I’m learning MCU programming with Atmega32 & winavr. I need to convert ADC value to something else (say voltage=5*ADCvalue/1023) which needs to deal with floating point/double. Then to display on LCD I need to convert the calculated value to string/array (eg. Sprintf(….)). Both these (floating point number & print function) consumes large memory/code area of the microcontroller (even with the small versions made for MCU).

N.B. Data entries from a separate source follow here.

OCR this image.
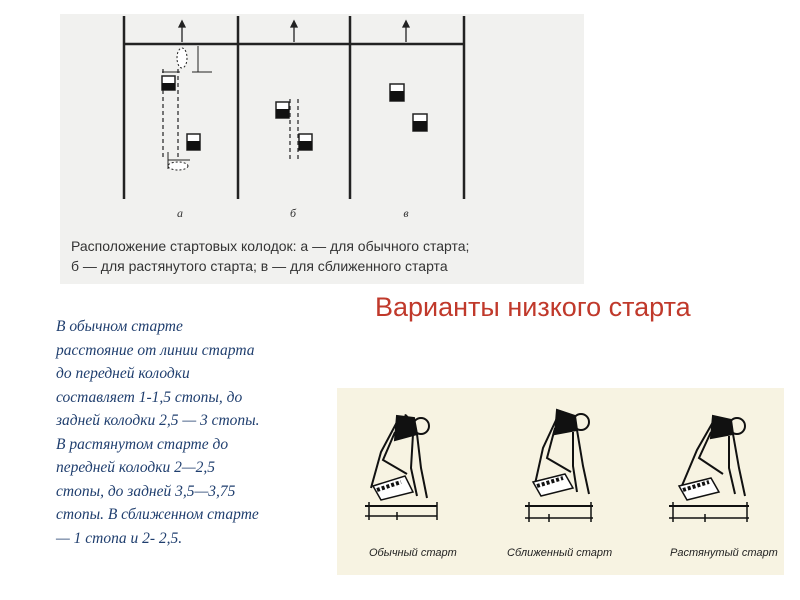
а	б	в
Расположение стартовых колодок: а — для обычного старта;
б — для растянутого старта; в — для сближенного старта
В обычном старте
расстояние от линии старта
до передней колодки
составляет 1-1,5 стопы, до
задней колодки 2,5 — 3 стопы.
В растянутом старте до
передней колодки 2—2,5
стопы, до задней 3,5—3,75
стопы. В сближенном старте
— 1 стопа и 2- 2,5.
Варианты низкого старта
Обычный старт	Сближенный старт	Растянутый старт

Can any one please help me with any alternative way. I goggled a lot but failed to figure out solution specific to my case (I’m not an expert in programming/MCU).
ISR(ADC_vect)
{
uint8_t thelow=ADCL;
uint16_t adc10bit=ADCH<<2 |thelow>>6;
float adcvolt=4.8*((adc10bit)/1023);
char adcvoltstr[10];
sprintf(adcvoltstr,“%.2f”,adcvolt); //sprintf() may not be used
there’s an ATmega32 specific forum on avrfreaks.net.
Lots of help there.
99% of the time you can do A/D sample data processing by using fixed point and avoid the overhead of floating point, to include the large size of the float support for printf()
If you don’t know about fixed point arithmetic on computers … you can read about it on the 'net or ask on the forum. It’s quite simple.
ALSO… your ISR needs a rewrite. You cannot call a C/C++ library from within an ISR. One should never do a delay() in an ISR. Concept of an ISR is to input the data, store it in a RAM buffer or list, tell the application (non-ISR) that there is more data available, exit. A few microseconds.
But more over…
As a beginner, you should not use an ISR at all; just use I/O instructions in the main() program and do a polling loop on A/D complete. This is a starter program.
You should never use floats unless there’s no way around it, or you aren’t worried about performance. There’s a lot of overhead, and since the MCU isn’t a floating point processor, it’s handling things internally as fixed point anyway.
ISRs should do as little work as possible. I won’t go as far as stevech and tell you not to use them at all, but I will agree that it’s easier to do things without them. (Avoiding ISRs makes everything ‘synchronous’, so your code is always where you think it is, whereas an interrupt could fire at any point within your code, and this could cause some strange race conditions. These are the same problems you see with multithreaded programming on desktop computers.)
Floats in small micros is a luxury few can afford. People coming from PC programming don’t realize that low cost micros don’t have floating point hardware and software floating point is (a) memory-intensive; (b) CPU intensive; (c) algorithmically not required most of the time! You can most often rearrange your thinking to use integer math, or use fixed point math.